Oh, and did I mention our son turns 15 today...and will now drive? [GULP].
If you plant honesty, you will reap trust.
I am re-posting this entry originally shared with you in October of 2009 at the request of a friend (may it serve her purpose), and as August marks the anniversary of my father's and sister's passing, I am posting it as well in their memory. Because they are worth remembering. Because they marked me. Because I miss them. From my father I learned about work ethic, charity...and baseball. What you know, from whom did you learn it? No, not the things we come to learn through natural skills development. I'm talking about certain character traits and abilities we pick up or learn about through social and emotional interaction, and often even while we're not aware of it. Those things, do you know from whom? Give it some thought. I did when recently a friend and I talked about this. Our probe into our pasts brought back a lot of memories, and of course prompted me to jot down some of the things I've learned about from some of the most influential people in my life....
Things I Learned When I Thought I Wasn't Paying Attention
** He was a hard working man, with impeccable work ethic and discipline, who bent over backwards to provide for his family. He was a skilled carpenter by trade, and took pride in his work. He achieved his share of success in the construction business, and he never forgot the blood, sweat and tears it took him to get there. This was evident when I saw him, time and again, lend a hand to those less fortunate: The doorbell rings, a man at the door, a quick conversation with my father, my father goes inside, comes back out, hands over some money to the man. Often were the times I saw my dad give advances to his employees when they needed it, or hear him mention to my mother his hiring of people when he didn't need them just to get them on their feet. I so admired him for that.

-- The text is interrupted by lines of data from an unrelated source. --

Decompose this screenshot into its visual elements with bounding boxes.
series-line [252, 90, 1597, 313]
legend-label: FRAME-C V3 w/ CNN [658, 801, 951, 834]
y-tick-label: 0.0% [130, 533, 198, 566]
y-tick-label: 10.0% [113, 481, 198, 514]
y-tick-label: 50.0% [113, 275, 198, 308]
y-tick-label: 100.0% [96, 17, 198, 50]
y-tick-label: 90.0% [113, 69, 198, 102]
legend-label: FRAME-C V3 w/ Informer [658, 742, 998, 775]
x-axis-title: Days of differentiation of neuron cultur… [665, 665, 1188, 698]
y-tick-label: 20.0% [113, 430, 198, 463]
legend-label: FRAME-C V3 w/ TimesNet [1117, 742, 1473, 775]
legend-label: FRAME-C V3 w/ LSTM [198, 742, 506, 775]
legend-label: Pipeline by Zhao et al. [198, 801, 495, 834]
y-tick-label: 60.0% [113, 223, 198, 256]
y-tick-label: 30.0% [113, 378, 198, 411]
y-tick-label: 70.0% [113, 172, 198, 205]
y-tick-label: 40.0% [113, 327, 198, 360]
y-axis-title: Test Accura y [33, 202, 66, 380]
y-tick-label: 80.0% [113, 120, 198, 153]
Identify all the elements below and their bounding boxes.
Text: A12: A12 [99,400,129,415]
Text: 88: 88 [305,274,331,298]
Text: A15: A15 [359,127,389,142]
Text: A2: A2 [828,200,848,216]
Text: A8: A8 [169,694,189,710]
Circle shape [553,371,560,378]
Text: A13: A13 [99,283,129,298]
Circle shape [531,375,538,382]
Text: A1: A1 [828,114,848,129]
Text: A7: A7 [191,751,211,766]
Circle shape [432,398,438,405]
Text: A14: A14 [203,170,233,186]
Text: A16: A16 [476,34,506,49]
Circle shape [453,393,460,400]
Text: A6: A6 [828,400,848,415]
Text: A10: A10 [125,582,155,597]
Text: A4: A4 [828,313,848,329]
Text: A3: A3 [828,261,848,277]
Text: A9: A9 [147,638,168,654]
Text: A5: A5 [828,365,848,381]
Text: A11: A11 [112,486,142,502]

His favorite past-time was baseball. And when my sister turned out too girly and my brother too hobby involved, he didn't hesitate to grab his youngest child and teach her everything there was to learn about the sport. In the seventies and early eighties he took me to many games at the old Miami Stadium in northwest Miami, where I saw the likes of Steve Garvey and the rest of Tommy Lasorda's Dodgers, along with Pete Rose and the Big Red Machine, go head to head. I was fortunate to share with him his passion for the game right up until days before he died, smack in the middle of a heated baseball season.